The Chinese are Nervous

Although China has been liberalizing in recent years, one of the most centrally planned aspects of their economy is the value of the currency.

Yesterday, the People’s Bank of China (PBoC), their central bank, lowered the value of their currency against the US dollar by almost two percent, the largest one-day move in decades (although as currency devaluations go, this one was small).

If you look at the chart below, you can see the move at the far right, although it pales in comparison to the strength of the Yuan over the last decade.

2015-08-12 DI Chart 1

In 1994, the Chinese pegged their currency to the US dollar at a rate that the US felt was below a fair market price, which allowed the Chinese to sell more exports.  US manufacturers complained loudly that this was an unfair practice and the US Treasury labeled China a ‘currency manipulator.’

In 2004, just before the beginning of the chart, the Chinese said that they would peg the Yuan to a basket of currencies and allow the currency to strengthen over the coming years by more than 20 percent.  In the 2008 financial crisis, China halted the rise of the Yuan and informally reintroduced the peg to the dollar.  After 2010, they allowed the currency to rise, but to a much lesser degree.

Now, the Chinese government is worried about their slowing economy, sputtering exports and crashing stock markets (which have actually stabilized since July and are still up more than 40-60 percent year-to-date).

Last month marked the ninth straight month of lower exports out of China, which were -8.1 percent lower in July than the previous year.  Cutting the value of their currency will help lower the prices of the goods the produce overseas, which the Chinese hope will boost their flagging economy.  (To see an example of how a weaker currency helps exports, click here).

But the implications go far beyond the Chinese economy, affecting stocks around the world, commodity prices and global bonds.

Losses were sharp here yesterday, particularly in companies with a lot of economic exposure to China.  Just yesterday, Goldman Sachs produced a list of 20 US stocks with significant exposure to China like Wynn Resorts, Qualcomm and Yum Brands (which owns KFC, Pizza Hut and Taco Bell, among other things).

A slower Chinese economy also means less demand for commodities.  West Texas Intermediate (WTI) crude fell -3.4 percent yesterday and broke through the lows set earlier this year.  A broader measure of commodities, the Thompson Reuters CRB index that equally weights 17 commodities from Platinum to Lean Hogs fell by -1.6 percent.

Partly because stock, bond and currency markets were spooked, bonds had a great day.  The yield on the 10-year US Treasury fell from 2.24 to 2.15 percent (when bond yields fall, bond prices rise).

The most interesting aspect, though, is how this news will affect the timing of the Federal Reserve’s decision to raise short-term interest rates.  If the move yesterday was the first salvo in a currency war where countries compete to devalue their currency, it could be a real problem for the Fed because they are on the verge of raising rates, which would strengthen the dollar and hurt our exports (and growth) even further.

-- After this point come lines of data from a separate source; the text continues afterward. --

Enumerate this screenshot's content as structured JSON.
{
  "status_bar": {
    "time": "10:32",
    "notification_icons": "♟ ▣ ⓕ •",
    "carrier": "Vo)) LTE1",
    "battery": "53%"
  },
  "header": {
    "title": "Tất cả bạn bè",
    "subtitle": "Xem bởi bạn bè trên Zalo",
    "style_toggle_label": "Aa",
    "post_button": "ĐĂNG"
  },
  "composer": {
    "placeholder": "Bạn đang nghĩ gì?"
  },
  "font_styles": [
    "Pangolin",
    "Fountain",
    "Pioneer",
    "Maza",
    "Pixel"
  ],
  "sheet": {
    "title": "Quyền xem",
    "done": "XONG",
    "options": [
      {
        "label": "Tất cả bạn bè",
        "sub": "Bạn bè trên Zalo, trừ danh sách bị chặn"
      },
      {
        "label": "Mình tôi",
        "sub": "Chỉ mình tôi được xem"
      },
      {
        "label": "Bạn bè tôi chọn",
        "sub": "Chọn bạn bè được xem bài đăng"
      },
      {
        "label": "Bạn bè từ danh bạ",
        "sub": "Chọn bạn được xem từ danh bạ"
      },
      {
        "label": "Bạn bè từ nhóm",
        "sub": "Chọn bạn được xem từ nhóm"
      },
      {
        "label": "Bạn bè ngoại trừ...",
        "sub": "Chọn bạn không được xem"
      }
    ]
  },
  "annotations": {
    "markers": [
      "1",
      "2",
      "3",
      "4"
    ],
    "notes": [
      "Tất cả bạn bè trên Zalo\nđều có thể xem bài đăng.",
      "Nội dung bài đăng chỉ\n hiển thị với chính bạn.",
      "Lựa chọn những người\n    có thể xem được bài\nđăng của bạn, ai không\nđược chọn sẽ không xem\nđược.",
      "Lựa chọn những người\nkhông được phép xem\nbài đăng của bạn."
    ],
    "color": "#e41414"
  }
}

The Fed seems eager to raise rates, even if it’s just to take them to 0.25 percent, and start the process of normalization.  Although I’ve argued before that it doesn’t really matter much to us whether they raise in September, December or early next year, I suspect that the Fed will be indifferent to the Chinese devaluation unless there are further developments.

As always, we’ll just have to see what happens next, knowing that our clients have well diversified portfolios with an appropriate mix of risky and safe assets that should allow them to continue to meet their financial goals and get a good night’s sleep.